Jean-Claude Van Damme su Netflix

Quello che colpisce prima di tutto de L'ultimo Mercenario di Charhon è questa incredibile capacità di planare con umorismo sopra l'intera carriera di Jean-Claude Van Damme, riuscendo a parodiarla durante una certa celebrazione di fondo che non risulta però mai stucchevole né tendenziosa, solo sincera e divertita.

A modo suo, l'autore cerca di coprire sotto la maschera del personaggio di Brumere il volto e le attitudini cinematografiche e "ludiche" della star, che però esplode in quanto se stesso in ogni passaggio della pellicola, dalle scene in cui balla come un pazzo a quelle in cui tira calci e pugni come non ci fosse un domani (e c'è pure un famoso meme di JCVD che viene ricreato nel film).
L'ultimo Mercenario unisce insieme la lunga storia filmica e action dell'attore insieme a una verve commediata la cui vena è esplosa solo di recente, come se invecchiare fosse per l'interprete un modo di esaltare e glorificare il suo passato ridendoci sopra e riproponendo a cadenza regolare alcune delle immagini più forti del suo vasto e nutrito repertorio.

A stringere, comunque, il film si presenta come una commedia d'azione il cui humor interno è prettamente francese, legato cioè a un modo di scrivere e recitare tipico del Paese e del cinema d'appartenenza, mentre è soprattutto nelle sequenze d'inseguimenti, corpo a corpo o sparatorie che il titolo dà effettivamente il suo meglio in termini d'internazionalità insieme all'interpretazione sopra le righe e davvero gustosa di Van Damme.

Già a partire dal nome, c'è un certo citazionismo di fondo in chiave di genere, pensando a L'ultimo Boyscout di Tony Scott, e anche i font delle scritte e il modo di interfacciarsi ad alcune scene richiamano prepotentemente gli anni '80, risvegliando una certa nostalgia di fondo sulla quale - come per il resto - L'ultimo Mercenario ride sopra senza troppe pretese né ambizioni, desideroso solo di regalare all'audience un passatempo godibile che rientra in tutto e per tutto nel "listino offerte base" che Netflix sta confezionando con attenzione da anni a questa parte.

Che poi la storia sia piena di cliché narrativi e stilistici, la scrittura non così appagante, le interpretazioni del cast di contorno dimenticabili, è un qualcosa di trascurabile in senso concettuale e di visione nuda e cruda, perché non è quello a riempire il film.
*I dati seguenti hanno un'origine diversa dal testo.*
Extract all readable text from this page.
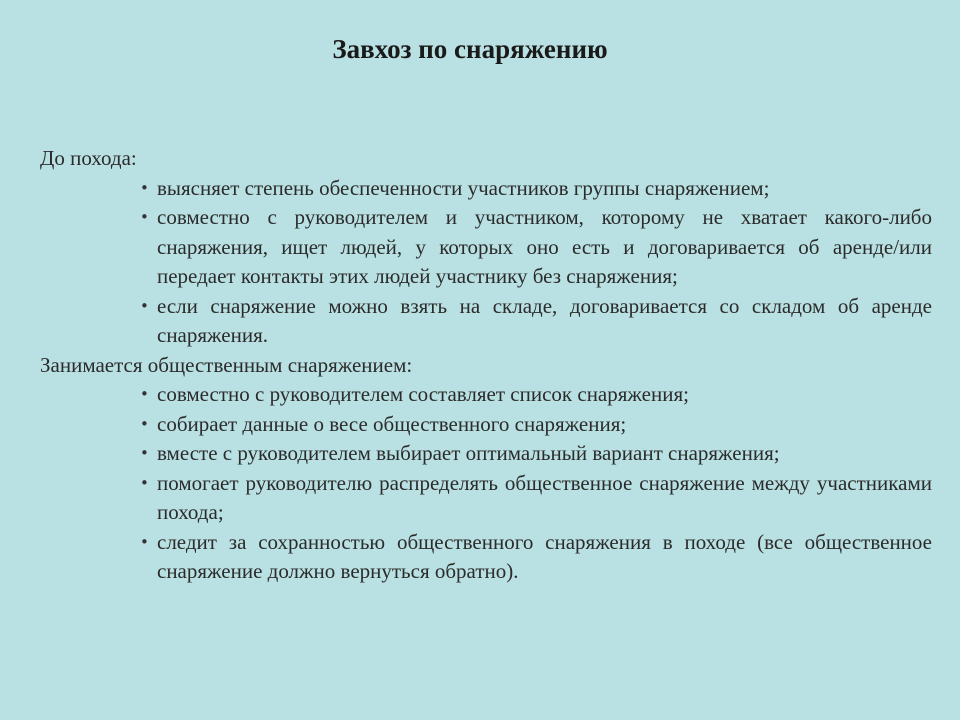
Завхоз по снаряжению

До похода:

• выясняет степень обеспеченности участников группы снаряжением;
• совместно с руководителем и участником, которому не хватает какого-либо снаряжения, ищет людей, у которых оно есть и договаривается об аренде/или передает контакты этих людей участнику без снаряжения;
• если снаряжение можно взять на складе, договаривается со складом об аренде снаряжения.

Занимается общественным снаряжением:

• совместно с руководителем составляет список снаряжения;
• собирает данные о весе общественного снаряжения;
• вместе с руководителем выбирает оптимальный вариант снаряжения;
• помогает руководителю распределять общественное снаряжение между участниками похода;
• следит за сохранностью общественного снаряжения в походе (все общественное снаряжение должно вернуться обратно).
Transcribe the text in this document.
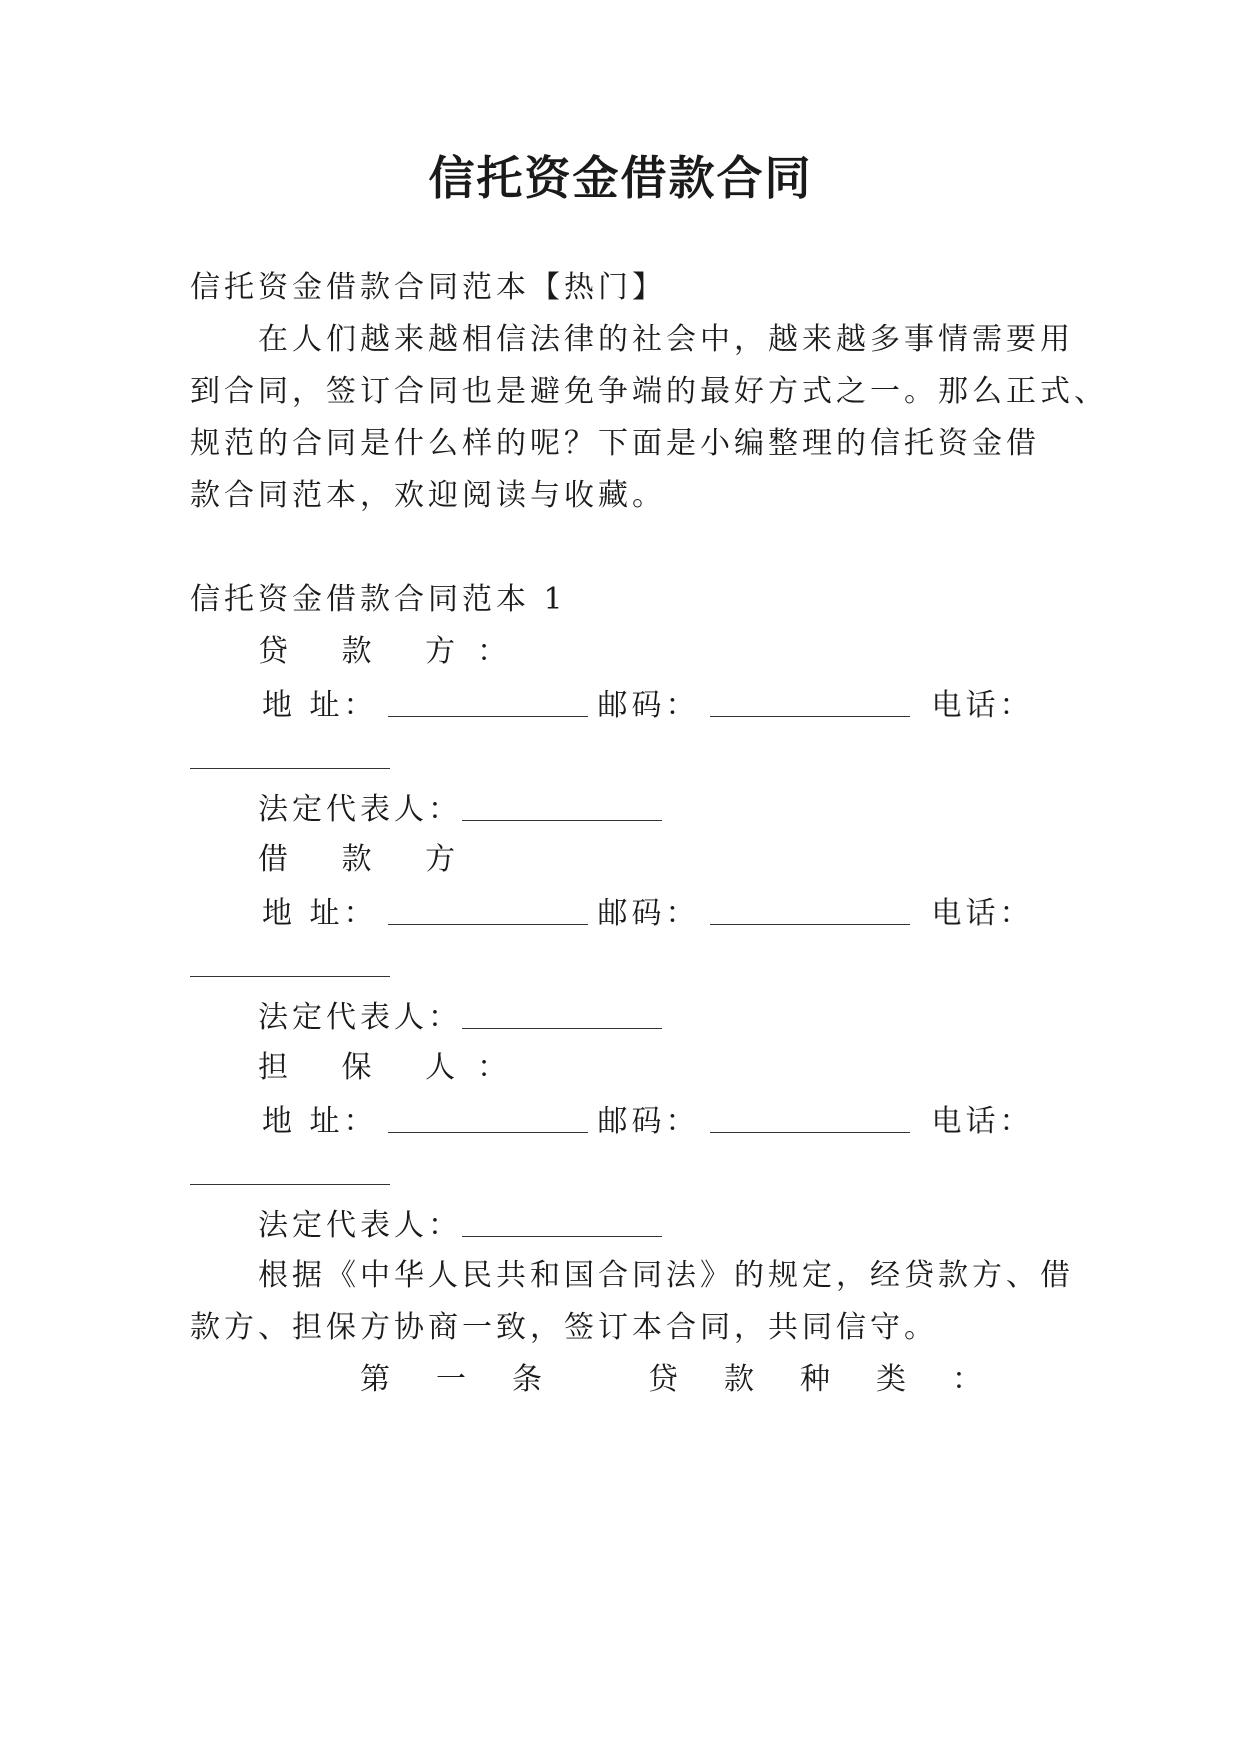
信托资金借款合同
信托资金借款合同范本【热门】
在人们越来越相信法律的社会中，越来越多事情需要用
到合同，签订合同也是避免争端的最好方式之一。那么正式、
规范的合同是什么样的呢？下面是小编整理的信托资金借
款合同范本，欢迎阅读与收藏。
信托资金借款合同范本 1
贷 款 方：
地 址：	邮码：	电话：
法定代表人：
借 款 方
地 址：	邮码：	电话：
法定代表人：
担 保 人：
地 址：	邮码：	电话：
法定代表人：
根据《中华人民共和国合同法》的规定，经贷款方、借
款方、担保方协商一致，签订本合同，共同信守。
第 一 条	贷 款 种 类 ：
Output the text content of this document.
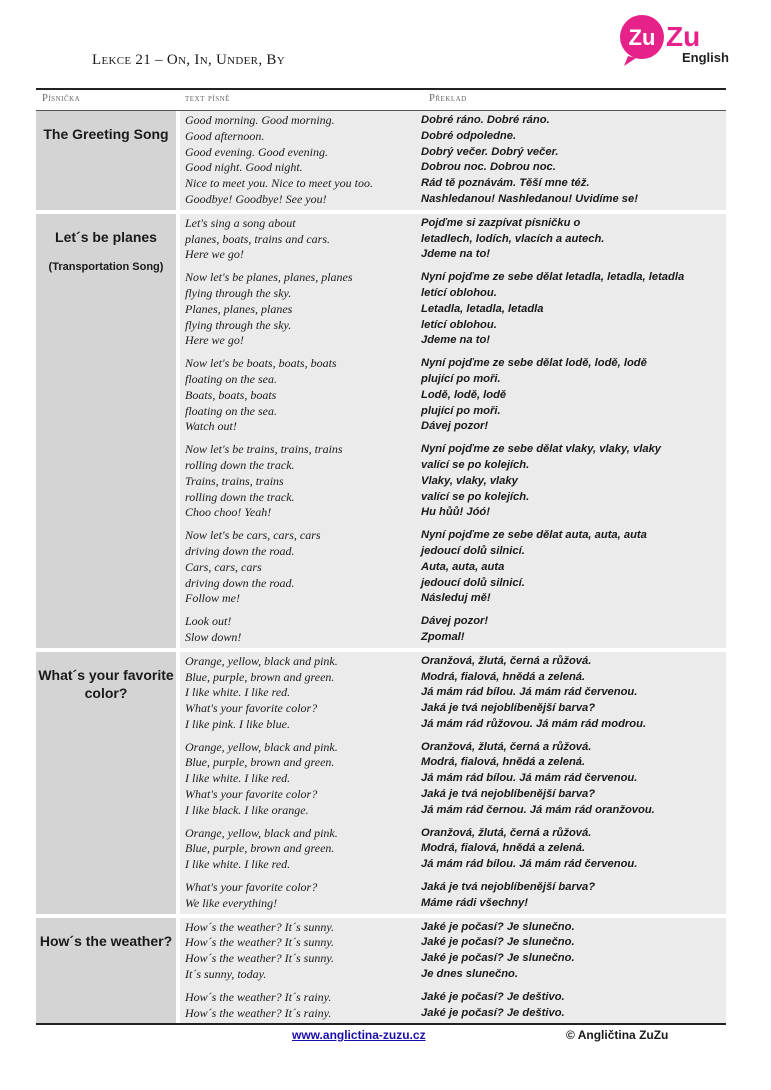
Lekce 21 – On, In, Under, By
Zu Zu
English
Písnička	text písně	Překlad
The Greeting Song
Good morning. Good morning.	Dobré ráno. Dobré ráno.
Good afternoon.	Dobré odpoledne.
Good evening. Good evening.	Dobrý večer. Dobrý večer.
Good night. Good night.	Dobrou noc. Dobrou noc.
Nice to meet you. Nice to meet you too.	Rád tě poznávám. Těší mne též.
Goodbye! Goodbye! See you!	Nashledanou! Nashledanou! Uvidíme se!
Let´s be planes
(Transportation Song)
Let's sing a song about	Pojďme si zazpívat písničku o
planes, boats, trains and cars.	letadlech, lodích, vlacích a autech.
Here we go!	Jdeme na to!
Now let's be planes, planes, planes	Nyní pojďme ze sebe dělat letadla, letadla, letadla
flying through the sky.	letící oblohou.
Planes, planes, planes	Letadla, letadla, letadla
flying through the sky.	letící oblohou.
Here we go!	Jdeme na to!
Now let's be boats, boats, boats	Nyní pojďme ze sebe dělat lodě, lodě, lodě
floating on the sea.	plující po moři.
Boats, boats, boats	Lodě, lodě, lodě
floating on the sea.	plující po moři.
Watch out!	Dávej pozor!
Now let's be trains, trains, trains	Nyní pojďme ze sebe dělat vlaky, vlaky, vlaky
rolling down the track.	valící se po kolejích.
Trains, trains, trains	Vlaky, vlaky, vlaky
rolling down the track.	valící se po kolejích.
Choo choo! Yeah!	Hu hůů! Jóó!
Now let's be cars, cars, cars	Nyní pojďme ze sebe dělat auta, auta, auta
driving down the road.	jedoucí dolů silnicí.
Cars, cars, cars	Auta, auta, auta
driving down the road.	jedoucí dolů silnicí.
Follow me!	Následuj mě!
Look out!	Dávej pozor!
Slow down!	Zpomal!
What´s your favorite color?
Orange, yellow, black and pink.	Oranžová, žlutá, černá a růžová.
Blue, purple, brown and green.	Modrá, fialová, hnědá a zelená.
I like white. I like red.	Já mám rád bílou. Já mám rád červenou.
What's your favorite color?	Jaká je tvá nejoblíbenější barva?
I like pink. I like blue.	Já mám rád růžovou. Já mám rád modrou.
Orange, yellow, black and pink.	Oranžová, žlutá, černá a růžová.
Blue, purple, brown and green.	Modrá, fialová, hnědá a zelená.
I like white. I like red.	Já mám rád bílou. Já mám rád červenou.
What's your favorite color?	Jaká je tvá nejoblíbenější barva?
I like black. I like orange.	Já mám rád černou. Já mám rád oranžovou.
Orange, yellow, black and pink.	Oranžová, žlutá, černá a růžová.
Blue, purple, brown and green.	Modrá, fialová, hnědá a zelená.
I like white. I like red.	Já mám rád bílou. Já mám rád červenou.
What's your favorite color?	Jaká je tvá nejoblíbenější barva?
We like everything!	Máme rádi všechny!
How´s the weather?
How´s the weather? It´s sunny.	Jaké je počasí? Je slunečno.
How´s the weather? It´s sunny.	Jaké je počasí? Je slunečno.
How´s the weather? It´s sunny.	Jaké je počasí? Je slunečno.
It´s sunny, today.	Je dnes slunečno.
How´s the weather? It´s rainy.	Jaké je počasí? Je deštivo.
How´s the weather? It´s rainy.	Jaké je počasí? Je deštivo.
www.anglictina-zuzu.cz	© Angličtina ZuZu
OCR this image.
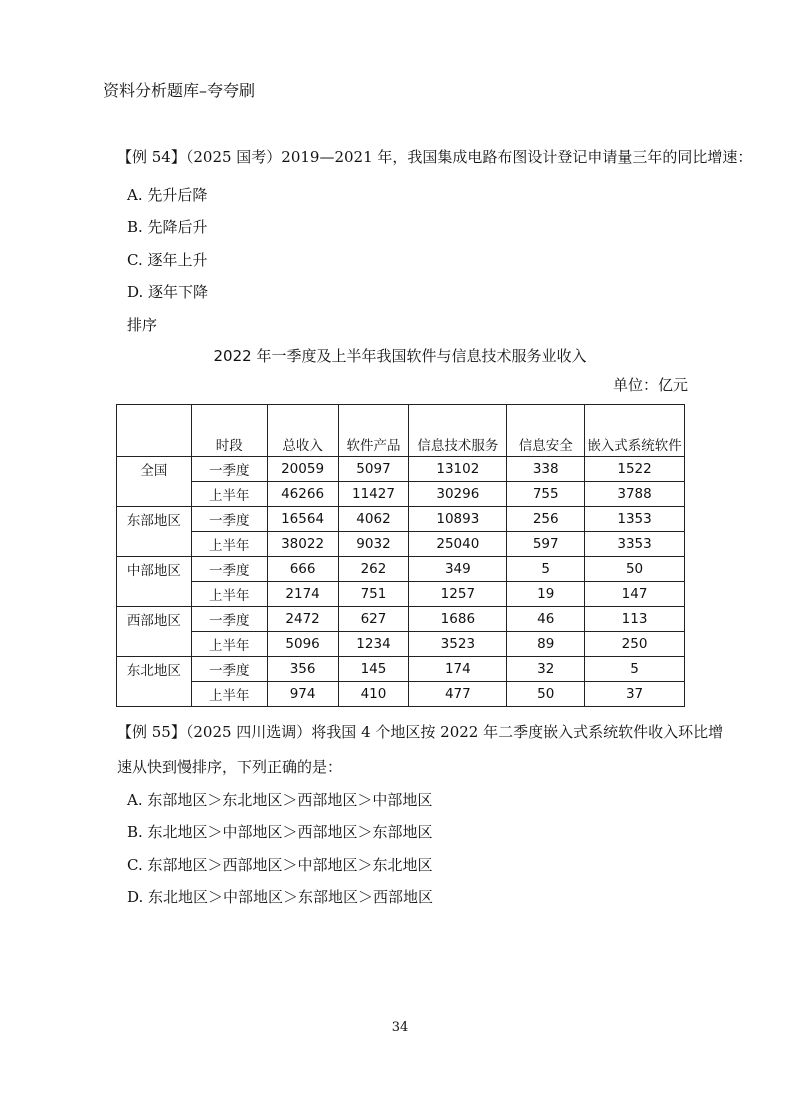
资料分析题库–夸夸刷
【例 54】（2025 国考）2019—2021 年，我国集成电路布图设计登记申请量三年的同比增速：
A. 先升后降
B. 先降后升
C. 逐年上升
D. 逐年下降
排序
2022 年一季度及上半年我国软件与信息技术服务业收入
单位：亿元
	时段	总收入	软件产品	信息技术服务	信息安全	嵌入式系统软件
全国	一季度	20059	5097	13102	338	1522
	上半年	46266	11427	30296	755	3788
东部地区	一季度	16564	4062	10893	256	1353
	上半年	38022	9032	25040	597	3353
中部地区	一季度	666	262	349	5	50
	上半年	2174	751	1257	19	147
西部地区	一季度	2472	627	1686	46	113
	上半年	5096	1234	3523	89	250
东北地区	一季度	356	145	174	32	5
	上半年	974	410	477	50	37
【例 55】（2025 四川选调）将我国 4 个地区按 2022 年二季度嵌入式系统软件收入环比增
速从快到慢排序，下列正确的是：
A. 东部地区＞东北地区＞西部地区＞中部地区
B. 东北地区＞中部地区＞西部地区＞东部地区
C. 东部地区＞西部地区＞中部地区＞东北地区
D. 东北地区＞中部地区＞东部地区＞西部地区
34
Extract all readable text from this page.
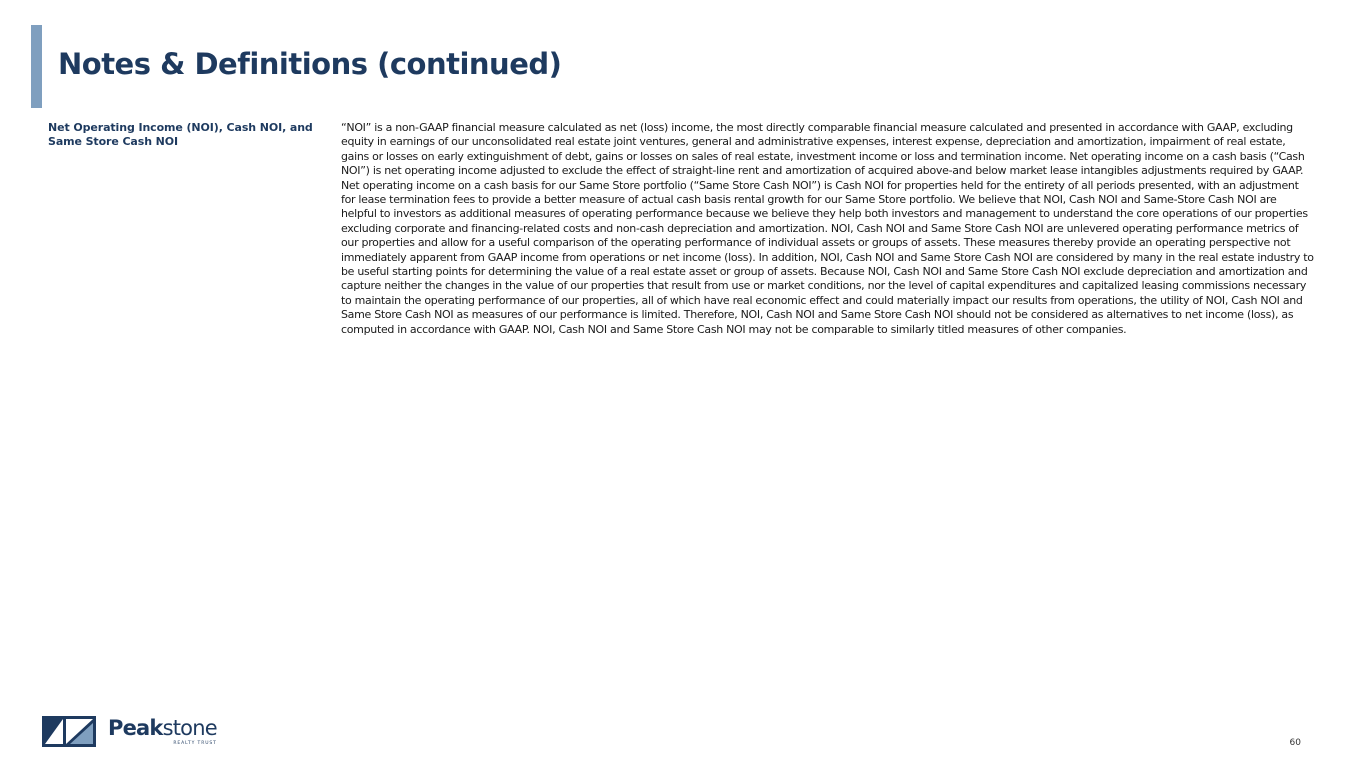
Notes & Definitions (continued)
Net Operating Income (NOI), Cash NOI, and Same Store Cash NOI
“NOI” is a non-GAAP financial measure calculated as net (loss) income, the most directly comparable financial measure calculated and presented in accordance with GAAP, excluding equity in earnings of our unconsolidated real estate joint ventures, general and administrative expenses, interest expense, depreciation and amortization, impairment of real estate, gains or losses on early extinguishment of debt, gains or losses on sales of real estate, investment income or loss and termination income. Net operating income on a cash basis (“Cash NOI”) is net operating income adjusted to exclude the effect of straight-line rent and amortization of acquired above-and below market lease intangibles adjustments required by GAAP. Net operating income on a cash basis for our Same Store portfolio (“Same Store Cash NOI”) is Cash NOI for properties held for the entirety of all periods presented, with an adjustment for lease termination fees to provide a better measure of actual cash basis rental growth for our Same Store portfolio. We believe that NOI, Cash NOI and Same-Store Cash NOI are helpful to investors as additional measures of operating performance because we believe they help both investors and management to understand the core operations of our properties excluding corporate and financing-related costs and non-cash depreciation and amortization. NOI, Cash NOI and Same Store Cash NOI are unlevered operating performance metrics of our properties and allow for a useful comparison of the operating performance of individual assets or groups of assets. These measures thereby provide an operating perspective not immediately apparent from GAAP income from operations or net income (loss). In addition, NOI, Cash NOI and Same Store Cash NOI are considered by many in the real estate industry to be useful starting points for determining the value of a real estate asset or group of assets. Because NOI, Cash NOI and Same Store Cash NOI exclude depreciation and amortization and capture neither the changes in the value of our properties that result from use or market conditions, nor the level of capital expenditures and capitalized leasing commissions necessary to maintain the operating performance of our properties, all of which have real economic effect and could materially impact our results from operations, the utility of NOI, Cash NOI and Same Store Cash NOI as measures of our performance is limited. Therefore, NOI, Cash NOI and Same Store Cash NOI should not be considered as alternatives to net income (loss), as computed in accordance with GAAP. NOI, Cash NOI and Same Store Cash NOI may not be comparable to similarly titled measures of other companies.
Peakstone
REALTY TRUST	60
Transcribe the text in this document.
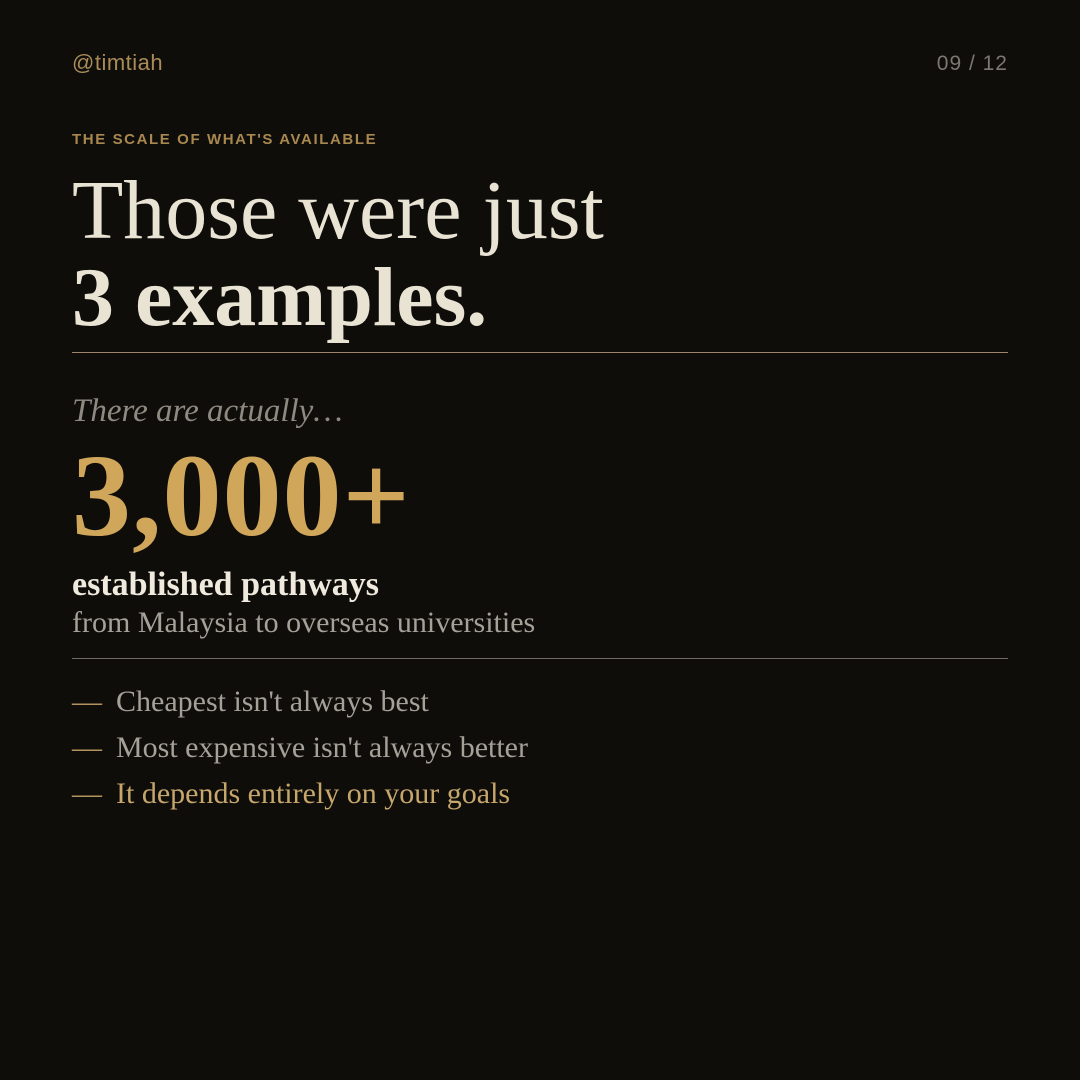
@timtiah	09 / 12
THE SCALE OF WHAT'S AVAILABLE
Those were just
3 examples.
There are actually…
3,000+
established pathways
from Malaysia to overseas universities
— Cheapest isn't always best
— Most expensive isn't always better
— It depends entirely on your goals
Eppure in fase di recensione non possiamo tralasciare mancanze, leggerezze e superficialità che rendono L'ultimo Mercenario un mediocre burlesque cinematografico dedicato al ribaltamento dell'immaginario fisico e umano di Van Damme.

L’ultimo Mercenario L'ultimo Mercenario di David Charhon è esattamente il mediocre burlesque cinematografico che ci aspettavamo di vedere da un titolo volutamente parodico e celebrativo della figura di Jean-Claude Van Damme, tanto nel suo spirito commediato (e francese) quanto nella sue scene d'azione, che sono in verità la parte migliore del film insieme all'interpretazione sopra le righe e divertita dalla star del cinema action. Una visione godibile e ritmata che soffre comunque di molti cliché narrativi e di una scrittura quasi mai brillante, nonostante riesca a planare con umorismo sulla figura dell'attore di Kickboxer e destrutturarla lungo tutto il tragitto visivo sotto le mentite spoglie di un inafferrabile mercenario.